Michalek v. Michalek

Harvey, J.

Appeal from a judgment of the Supreme Court ordering equitable distribution of the parties’ *656marital property, entered March 27, 1984 in Montgomery County, upon a decision of the court at Trial Term (Crangle, J.), without a jury.

The parties’ marriage resulted in separation after about three years and divorce approximately two years thereafter. It was a childless marriage. In the proceedings, both parties stipulated that each would waive as against the other any claim for anything other than equitable distribution based upon agreed facts. Both parties were gainfully employed throughout the existence of the marriage and the husband earned roughly two thirds of their combined incomes. The parties stipulated that the total value of the marital property was $17,433, excluding benefits from defendant’s noncontributory, nonvested pension plan and including $4,000 of appreciation to certain unimproved real property separately owned by defendant. Trial Term concluded that the total marital property, less $500 attributable to plaintiffs inheritance separately awarded her, should be divided on the basis of one third to plaintiff and two thirds to defendant. Finding insufficient proof to support a present value calculation of defendant’s potential pension benefits, the court refused to consider any equitable distribution of that asset.

Plaintiff appeals, contending that she should have received at least 45% of the marital property as well as a share of defendant’s pension entitlement. Additionally, plaintiff contends that Trial Term erred in failing to consider the relevant factors set forth in Domestic Relations Law § 236 (B) (5) (d).

In making its determination, Trial Term considered the short duration of the marriage. It also found and considered the fact that the parties substantially pooled their earnings, thereby contributing financially to living expenses and property accretion in proportion to their earnings. There was no need for the court to consider Domestic Relations Law § 236 (B) (5) (d) (3), (5), (7) or (9) relating to the needs of a custodial parent, award of maintenance, liquidity of assets or an asset evaluation problem, respectively, because of prior stipulations made by the parties. A trial court is granted broad discretion in equitably apportioning the parties’ marital property (Forcucci v Forcucci, 83 AD2d 169, 171-172; see, Majauskas v Majauskas, 61 NY2d 481, 493-494). We do not find any abuse of that discretion in the instant case.
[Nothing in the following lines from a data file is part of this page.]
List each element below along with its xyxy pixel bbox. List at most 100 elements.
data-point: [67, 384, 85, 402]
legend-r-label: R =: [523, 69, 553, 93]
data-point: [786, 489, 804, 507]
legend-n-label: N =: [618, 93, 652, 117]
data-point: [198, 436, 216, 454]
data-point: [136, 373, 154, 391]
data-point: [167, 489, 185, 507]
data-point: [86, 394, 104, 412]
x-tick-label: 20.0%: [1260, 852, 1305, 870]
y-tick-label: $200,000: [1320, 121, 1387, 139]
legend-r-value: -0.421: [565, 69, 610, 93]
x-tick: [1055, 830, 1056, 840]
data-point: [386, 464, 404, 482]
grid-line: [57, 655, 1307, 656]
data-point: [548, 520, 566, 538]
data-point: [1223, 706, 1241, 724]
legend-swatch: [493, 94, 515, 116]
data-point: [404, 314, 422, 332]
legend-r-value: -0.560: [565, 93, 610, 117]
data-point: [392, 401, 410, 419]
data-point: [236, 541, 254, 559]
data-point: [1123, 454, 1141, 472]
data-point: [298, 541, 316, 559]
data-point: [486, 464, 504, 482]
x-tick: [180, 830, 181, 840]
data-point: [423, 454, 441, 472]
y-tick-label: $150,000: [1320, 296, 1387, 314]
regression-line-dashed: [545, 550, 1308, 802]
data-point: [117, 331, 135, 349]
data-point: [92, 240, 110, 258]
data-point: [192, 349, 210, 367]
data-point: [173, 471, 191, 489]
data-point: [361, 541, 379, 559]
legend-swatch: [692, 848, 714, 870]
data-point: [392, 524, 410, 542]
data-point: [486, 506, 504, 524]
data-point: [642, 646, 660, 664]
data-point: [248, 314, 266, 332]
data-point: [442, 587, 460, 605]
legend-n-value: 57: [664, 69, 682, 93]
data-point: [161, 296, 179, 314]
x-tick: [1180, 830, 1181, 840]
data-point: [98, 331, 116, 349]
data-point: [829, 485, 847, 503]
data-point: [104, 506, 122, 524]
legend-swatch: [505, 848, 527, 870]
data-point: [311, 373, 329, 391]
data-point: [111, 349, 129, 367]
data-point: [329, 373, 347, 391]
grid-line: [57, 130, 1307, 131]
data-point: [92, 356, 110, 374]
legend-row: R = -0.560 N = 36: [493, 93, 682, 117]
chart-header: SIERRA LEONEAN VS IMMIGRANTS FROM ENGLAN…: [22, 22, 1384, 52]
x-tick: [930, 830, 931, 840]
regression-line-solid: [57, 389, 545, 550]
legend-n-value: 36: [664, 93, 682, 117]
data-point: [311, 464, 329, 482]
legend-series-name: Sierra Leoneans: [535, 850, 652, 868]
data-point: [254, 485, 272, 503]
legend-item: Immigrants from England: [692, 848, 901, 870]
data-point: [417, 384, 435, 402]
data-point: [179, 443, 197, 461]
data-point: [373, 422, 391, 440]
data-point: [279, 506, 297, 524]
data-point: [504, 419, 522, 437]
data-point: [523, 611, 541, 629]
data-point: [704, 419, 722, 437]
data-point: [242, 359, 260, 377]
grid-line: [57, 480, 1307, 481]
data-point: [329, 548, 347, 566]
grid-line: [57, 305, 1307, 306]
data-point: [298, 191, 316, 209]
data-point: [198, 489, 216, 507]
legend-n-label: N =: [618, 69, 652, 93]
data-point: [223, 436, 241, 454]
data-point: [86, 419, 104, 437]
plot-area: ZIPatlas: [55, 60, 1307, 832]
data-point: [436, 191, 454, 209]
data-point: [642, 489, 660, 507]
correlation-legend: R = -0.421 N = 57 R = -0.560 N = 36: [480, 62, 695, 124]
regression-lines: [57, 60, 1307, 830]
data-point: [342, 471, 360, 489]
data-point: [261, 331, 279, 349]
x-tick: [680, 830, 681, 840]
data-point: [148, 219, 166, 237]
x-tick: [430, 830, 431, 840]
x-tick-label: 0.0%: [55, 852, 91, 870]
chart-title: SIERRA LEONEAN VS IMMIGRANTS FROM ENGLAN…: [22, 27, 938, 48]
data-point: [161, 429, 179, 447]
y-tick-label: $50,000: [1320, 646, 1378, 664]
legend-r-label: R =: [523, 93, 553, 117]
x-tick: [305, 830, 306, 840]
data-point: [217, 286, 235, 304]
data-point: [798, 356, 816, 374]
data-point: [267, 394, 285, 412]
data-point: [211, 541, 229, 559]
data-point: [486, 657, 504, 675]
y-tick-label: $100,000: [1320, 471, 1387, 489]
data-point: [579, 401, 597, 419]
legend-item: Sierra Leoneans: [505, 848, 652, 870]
Although a pension interest is marital property subject to equitable distribution, notwithstanding the fact that it is noncontributory and not vested at the time of distribution *657(Reed v Reed, 93 AD2d 105, 110-111, appeal dismissed sub nom. Patricia R. v Thomas R., 59 NY2d 761), a pension interest cannot be divided where it is unvalued (Bizzarro v Bizzarro, 106 AD2d 690, 692). Thus, plaintiff has the burden, as the one seeking a portion of the pension interest, of establishing the value of said interest, usually by actuarial evidence, as well as evidence of the plan itself, establishing the pensioner’s rights (see, Rodgers v Rodgers, 98 AD2d 386, 392-393, appeal dismissed 62 NY2d 646; see also, Hirschfeld v Hirschfeld, 96 AD2d 473, appeal dismissed 60 NY2d 701). Plaintiff failed to introduce evidence of facts sufficient to form a basis for the computation set forth in her memorandum of law submitted after the close of the hearing.

Judgment affirmed, with costs. Kane, J. P., Main, Yesawich, Jr., Levine and Harvey, JJ., concur.